Serwatka and his wife had planned to shop for homes all over the country. Their plans changed in Alabama.
“We had a list of states that we wanted to go look at,” Serwatka said. “We went down there and saw this one property. We were in awe. We decided to quit looking and buy. There was no reason not to.”
The property sits on a 10-acre slice of land – about 10 times the footprint of his Lakewood home, he said. The house itself is 20 percent bigger. The pool is
30 percent bigger. But it was the property taxes, Serwatka said, that left him smitten.
His property tax bill in Lakewood is about $16,000. The property taxes on the Alabama property is a pinch more than $2,000, he said.
A comparison of Illinois figures to those in the Yellowhammer State left one thought in Serwatka’s head, he said: “Man, we really were stupid for sticking around.”
Jenner to Florida
Jenner stuck around longer than he would have liked.
The 60-year-old Illinois native put his Cary house on the market in March last year and intended to move to Florida as soon as possible.
Taxes are lower there, and the weather will be better for his wife, who suffers from a chronic illness. Jenner, who had lived in McHenry County for 25 years, had been considering the move for more than a year. His property taxes had long before become a burden.
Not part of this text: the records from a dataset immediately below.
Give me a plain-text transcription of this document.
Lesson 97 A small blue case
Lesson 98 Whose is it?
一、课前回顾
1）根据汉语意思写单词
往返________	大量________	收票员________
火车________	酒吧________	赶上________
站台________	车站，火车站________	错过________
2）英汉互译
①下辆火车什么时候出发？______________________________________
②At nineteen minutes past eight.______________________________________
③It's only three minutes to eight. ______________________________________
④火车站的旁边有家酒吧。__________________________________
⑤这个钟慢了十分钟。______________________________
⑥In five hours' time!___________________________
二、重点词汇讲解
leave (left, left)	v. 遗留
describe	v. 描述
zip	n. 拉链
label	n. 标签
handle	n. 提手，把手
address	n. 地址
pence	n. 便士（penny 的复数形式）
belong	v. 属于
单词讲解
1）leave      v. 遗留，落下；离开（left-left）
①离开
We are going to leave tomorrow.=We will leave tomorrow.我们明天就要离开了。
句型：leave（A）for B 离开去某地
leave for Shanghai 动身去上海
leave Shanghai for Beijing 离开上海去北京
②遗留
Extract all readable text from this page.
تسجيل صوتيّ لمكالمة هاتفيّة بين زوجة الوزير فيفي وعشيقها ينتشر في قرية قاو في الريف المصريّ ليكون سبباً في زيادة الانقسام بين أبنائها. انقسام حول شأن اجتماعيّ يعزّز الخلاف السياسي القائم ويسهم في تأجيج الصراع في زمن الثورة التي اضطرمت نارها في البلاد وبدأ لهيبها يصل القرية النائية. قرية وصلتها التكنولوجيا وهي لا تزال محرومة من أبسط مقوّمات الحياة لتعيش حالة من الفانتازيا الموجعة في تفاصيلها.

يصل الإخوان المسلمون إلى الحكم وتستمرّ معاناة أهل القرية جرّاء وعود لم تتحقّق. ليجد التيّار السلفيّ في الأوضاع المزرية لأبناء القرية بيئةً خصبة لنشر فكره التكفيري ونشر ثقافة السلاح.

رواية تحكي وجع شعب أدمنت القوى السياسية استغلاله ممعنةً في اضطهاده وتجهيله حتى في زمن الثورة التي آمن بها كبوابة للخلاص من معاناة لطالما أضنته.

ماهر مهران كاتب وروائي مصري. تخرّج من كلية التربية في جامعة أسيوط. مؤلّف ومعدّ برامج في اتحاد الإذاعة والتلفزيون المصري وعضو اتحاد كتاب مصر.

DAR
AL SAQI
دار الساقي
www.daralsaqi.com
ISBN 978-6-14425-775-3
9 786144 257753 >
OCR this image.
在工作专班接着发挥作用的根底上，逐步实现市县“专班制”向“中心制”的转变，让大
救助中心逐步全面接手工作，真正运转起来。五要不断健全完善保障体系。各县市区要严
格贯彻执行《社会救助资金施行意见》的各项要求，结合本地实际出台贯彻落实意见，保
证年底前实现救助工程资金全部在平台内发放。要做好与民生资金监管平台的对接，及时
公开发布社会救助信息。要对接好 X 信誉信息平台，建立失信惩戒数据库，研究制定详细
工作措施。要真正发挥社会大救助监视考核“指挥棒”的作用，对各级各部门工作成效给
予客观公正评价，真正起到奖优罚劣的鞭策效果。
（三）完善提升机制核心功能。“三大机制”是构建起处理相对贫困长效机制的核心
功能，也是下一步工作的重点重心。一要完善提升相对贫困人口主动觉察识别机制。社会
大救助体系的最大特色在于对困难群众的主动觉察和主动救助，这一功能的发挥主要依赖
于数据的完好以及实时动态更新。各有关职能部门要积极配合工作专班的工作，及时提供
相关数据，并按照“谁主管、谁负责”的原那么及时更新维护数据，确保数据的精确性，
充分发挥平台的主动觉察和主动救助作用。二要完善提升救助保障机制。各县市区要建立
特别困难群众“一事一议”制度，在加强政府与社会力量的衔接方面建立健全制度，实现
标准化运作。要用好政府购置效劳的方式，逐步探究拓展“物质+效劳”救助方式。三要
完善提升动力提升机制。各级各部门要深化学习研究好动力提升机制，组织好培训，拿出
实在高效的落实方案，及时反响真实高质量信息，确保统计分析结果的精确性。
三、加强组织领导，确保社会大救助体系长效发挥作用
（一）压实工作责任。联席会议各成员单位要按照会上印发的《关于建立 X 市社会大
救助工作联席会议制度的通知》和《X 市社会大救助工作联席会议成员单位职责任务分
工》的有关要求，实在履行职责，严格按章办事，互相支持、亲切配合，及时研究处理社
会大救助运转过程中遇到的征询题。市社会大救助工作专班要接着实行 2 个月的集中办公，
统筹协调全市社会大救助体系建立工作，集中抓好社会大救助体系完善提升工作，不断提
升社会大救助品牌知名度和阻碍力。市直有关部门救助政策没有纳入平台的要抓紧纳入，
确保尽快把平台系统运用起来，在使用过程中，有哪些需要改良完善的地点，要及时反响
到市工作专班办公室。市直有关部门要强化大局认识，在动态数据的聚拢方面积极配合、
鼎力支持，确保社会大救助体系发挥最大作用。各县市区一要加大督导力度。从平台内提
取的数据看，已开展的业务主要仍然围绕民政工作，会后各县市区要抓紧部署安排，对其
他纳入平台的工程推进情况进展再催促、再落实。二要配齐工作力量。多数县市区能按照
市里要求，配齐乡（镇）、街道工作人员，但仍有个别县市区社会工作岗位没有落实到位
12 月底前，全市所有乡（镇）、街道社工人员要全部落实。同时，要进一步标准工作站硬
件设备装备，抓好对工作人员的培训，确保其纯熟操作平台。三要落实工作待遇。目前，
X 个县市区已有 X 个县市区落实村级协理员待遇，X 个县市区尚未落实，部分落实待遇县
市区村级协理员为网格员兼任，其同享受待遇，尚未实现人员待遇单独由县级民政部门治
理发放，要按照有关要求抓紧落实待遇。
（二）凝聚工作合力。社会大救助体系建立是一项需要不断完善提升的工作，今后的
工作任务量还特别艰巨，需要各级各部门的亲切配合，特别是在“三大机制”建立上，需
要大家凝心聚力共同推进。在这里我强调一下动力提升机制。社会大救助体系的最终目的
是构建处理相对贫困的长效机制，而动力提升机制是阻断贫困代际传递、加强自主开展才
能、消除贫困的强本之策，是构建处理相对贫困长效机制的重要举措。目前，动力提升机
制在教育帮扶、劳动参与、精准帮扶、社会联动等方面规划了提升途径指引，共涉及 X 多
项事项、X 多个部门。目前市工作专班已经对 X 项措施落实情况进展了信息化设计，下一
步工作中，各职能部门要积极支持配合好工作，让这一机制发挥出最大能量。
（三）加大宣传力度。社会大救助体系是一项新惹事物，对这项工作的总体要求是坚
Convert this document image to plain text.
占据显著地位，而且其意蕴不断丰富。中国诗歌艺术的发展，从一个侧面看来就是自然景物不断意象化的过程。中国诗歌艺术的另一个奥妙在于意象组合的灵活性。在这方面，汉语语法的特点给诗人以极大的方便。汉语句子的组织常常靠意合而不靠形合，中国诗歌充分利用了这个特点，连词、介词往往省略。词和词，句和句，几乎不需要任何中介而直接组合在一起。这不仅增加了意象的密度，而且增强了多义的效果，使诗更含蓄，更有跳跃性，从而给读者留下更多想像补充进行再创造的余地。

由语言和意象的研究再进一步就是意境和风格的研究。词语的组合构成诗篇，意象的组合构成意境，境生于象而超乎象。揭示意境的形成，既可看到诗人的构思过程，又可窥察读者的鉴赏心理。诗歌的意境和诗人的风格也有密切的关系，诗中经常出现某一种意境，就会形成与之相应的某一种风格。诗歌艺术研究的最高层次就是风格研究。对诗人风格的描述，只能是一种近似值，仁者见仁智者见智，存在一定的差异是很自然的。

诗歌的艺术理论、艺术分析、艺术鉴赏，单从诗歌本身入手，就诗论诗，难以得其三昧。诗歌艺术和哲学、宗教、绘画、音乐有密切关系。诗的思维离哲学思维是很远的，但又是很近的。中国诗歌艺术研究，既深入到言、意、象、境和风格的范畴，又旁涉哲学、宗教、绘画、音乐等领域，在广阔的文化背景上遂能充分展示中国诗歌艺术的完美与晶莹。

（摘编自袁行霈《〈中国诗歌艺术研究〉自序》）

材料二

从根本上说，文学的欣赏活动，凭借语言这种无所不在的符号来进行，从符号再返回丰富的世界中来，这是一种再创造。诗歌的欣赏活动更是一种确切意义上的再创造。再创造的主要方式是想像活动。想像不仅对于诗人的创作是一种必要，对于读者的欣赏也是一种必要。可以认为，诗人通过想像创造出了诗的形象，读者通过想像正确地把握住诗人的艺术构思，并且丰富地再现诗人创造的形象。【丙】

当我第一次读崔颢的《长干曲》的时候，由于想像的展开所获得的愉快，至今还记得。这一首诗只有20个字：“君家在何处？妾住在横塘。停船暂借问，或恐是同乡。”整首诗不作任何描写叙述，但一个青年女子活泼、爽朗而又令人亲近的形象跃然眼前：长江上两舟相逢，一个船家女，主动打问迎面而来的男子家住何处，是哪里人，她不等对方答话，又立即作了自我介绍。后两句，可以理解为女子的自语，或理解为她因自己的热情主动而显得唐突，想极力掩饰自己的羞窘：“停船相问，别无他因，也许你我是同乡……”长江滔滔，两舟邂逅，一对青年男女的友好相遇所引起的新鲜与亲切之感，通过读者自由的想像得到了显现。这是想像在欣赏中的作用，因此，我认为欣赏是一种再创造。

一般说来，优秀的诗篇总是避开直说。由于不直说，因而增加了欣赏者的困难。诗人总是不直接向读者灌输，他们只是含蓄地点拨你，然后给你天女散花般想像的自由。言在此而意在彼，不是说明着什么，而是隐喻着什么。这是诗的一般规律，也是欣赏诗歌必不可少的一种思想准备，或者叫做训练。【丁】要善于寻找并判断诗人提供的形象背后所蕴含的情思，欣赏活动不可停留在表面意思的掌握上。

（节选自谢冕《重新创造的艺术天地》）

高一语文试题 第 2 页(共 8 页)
“Why would you stick around and get taxed to death here?” Jenner told the Northwest Herald in November.
Jenner and his family moved to Fort Myers in December.
Cunningham to Wisconsin
Cunningham is expected to resign sometime this summer to move to a new house across the border.
“He’s going to Wisconsin,” said Anderson, a friend of Cunningham’s.
“I haven’t received a resignation from him yet, but I believe that’s coming soon.”
Cunningham could not be reached for comment despite several phone calls. Property records show that he sold his Wonder Lake home in May.
Anderson said the trustee’s decision to move was driven by a story eating up many McHenry County residents: high taxes.
A member of Anderson’s Tax Revolt slate, Cunningham was one of the supporting votes that pushed a binding referendum onto the November ballot asking voters whether the highway department should be eliminated.
McHenry Township Supervisor Craig Adams said Cunningham’s departure is problematic.
“He’s advocating to do this, and he’s saying the electors told him they want this done, but he’s not sticking around to see the results,” Adams said.
Serwatka said the decision to leave the state is becoming an easier one to make.
“I don’t see Illinois turning around,” he said. “At what point do you say you’ve paid your fair share?”